Hey, river people. We think we left a grey bag full of raft straps at the Spring Creek boat ramp or camp ground last Saturday (8/27). It was around $500 worth of straps. If anyone knows anyone that was on the main Salmon from Spring Creek within the last week, please spread the word. We'd sure appreciate getting them back.


----------



## gringoanthony (Jul 4, 2009)

Hopefully you get it back.

I tried, unsuccessfully, to mark my bag with a permanent marker and permanent pain pen. Neither lasted.

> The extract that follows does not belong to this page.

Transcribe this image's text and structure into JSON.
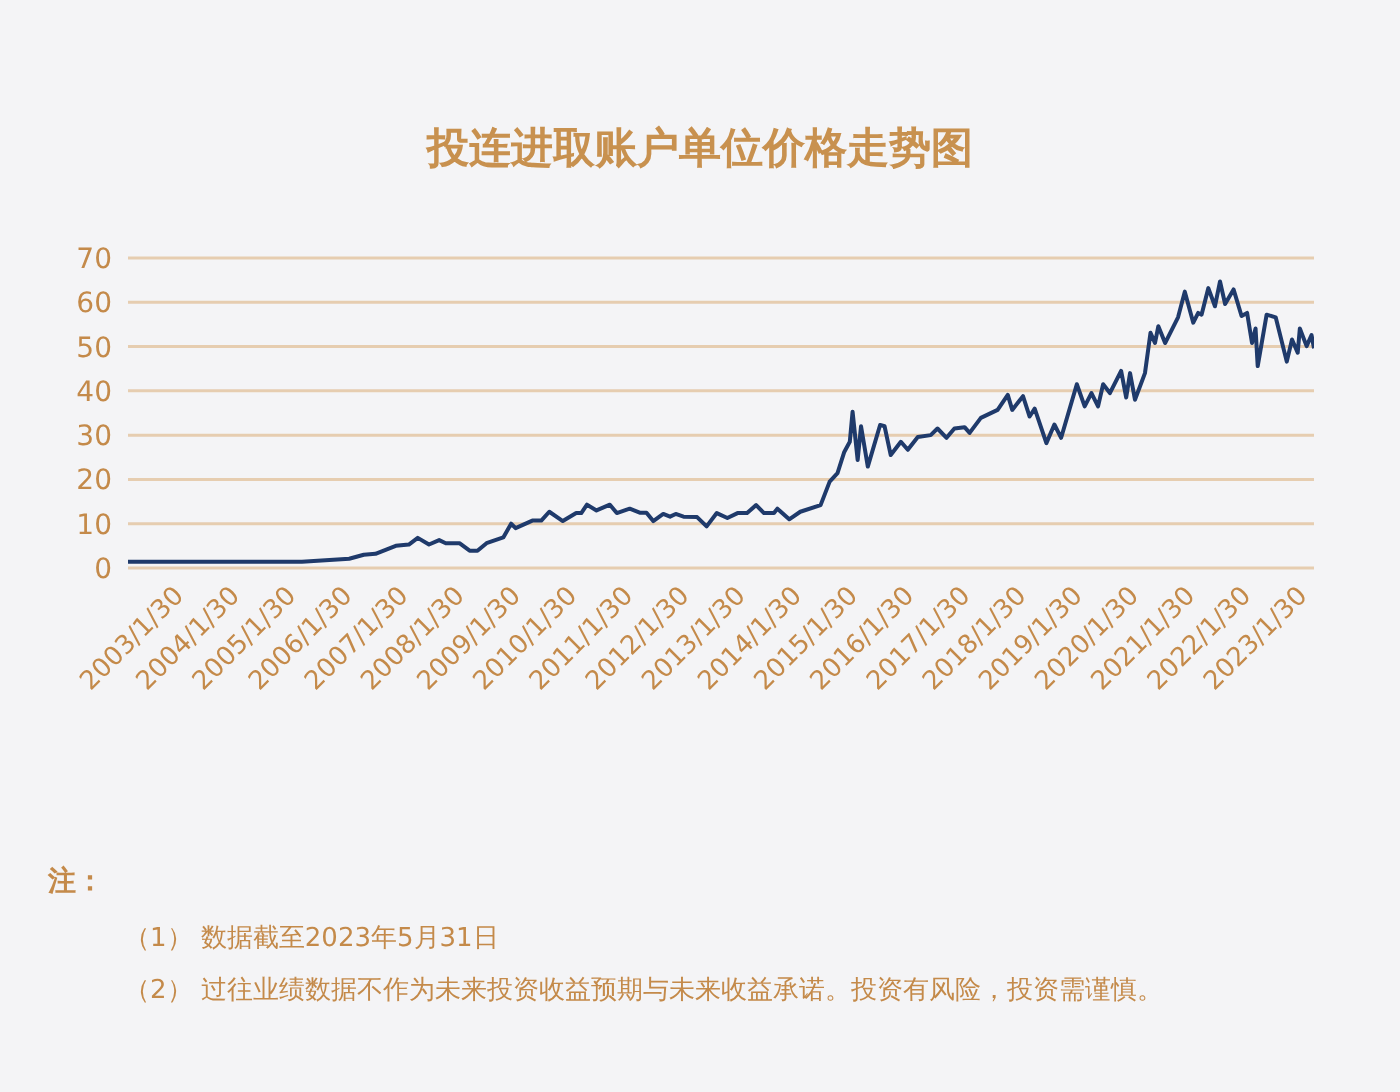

So this summer I ordered one of these with my name and phone number printed on it and sewed in onto my bag:

Custom Embroidery Personalized Embroidered Name Tag 2 Lines Big Sized Patch | eBay

The turnaround and delivery were extremely fast. Quality is good. Easily worth $4.50 for a bag holding well over $500 in straps.


----------



## Montana Cat 65 (Jul 31, 2013)

*That sucks*

I was on the day stretch Saturday as well. I might go next weekend. I'll look, and I'll check the bulletin board.


----------



## mcoper8901 (Mar 28, 2011)

$500 worth of straps... LOL rafters. Musta had the gold cams and double thick springs.

Hope you get it back. That's my neck of the woods


----------



## climbdenali (Apr 2, 2006)

$500 isn't actually that outrageous- $50 for a sturdy mesh bag, and an average of $5 each for 90 straps comes to $500 pretty quickly.


----------



## dirtbagkayaker (Oct 29, 2008)

If we are taking about spring bar by Alison creek, It was not there last night. Good Luck


----------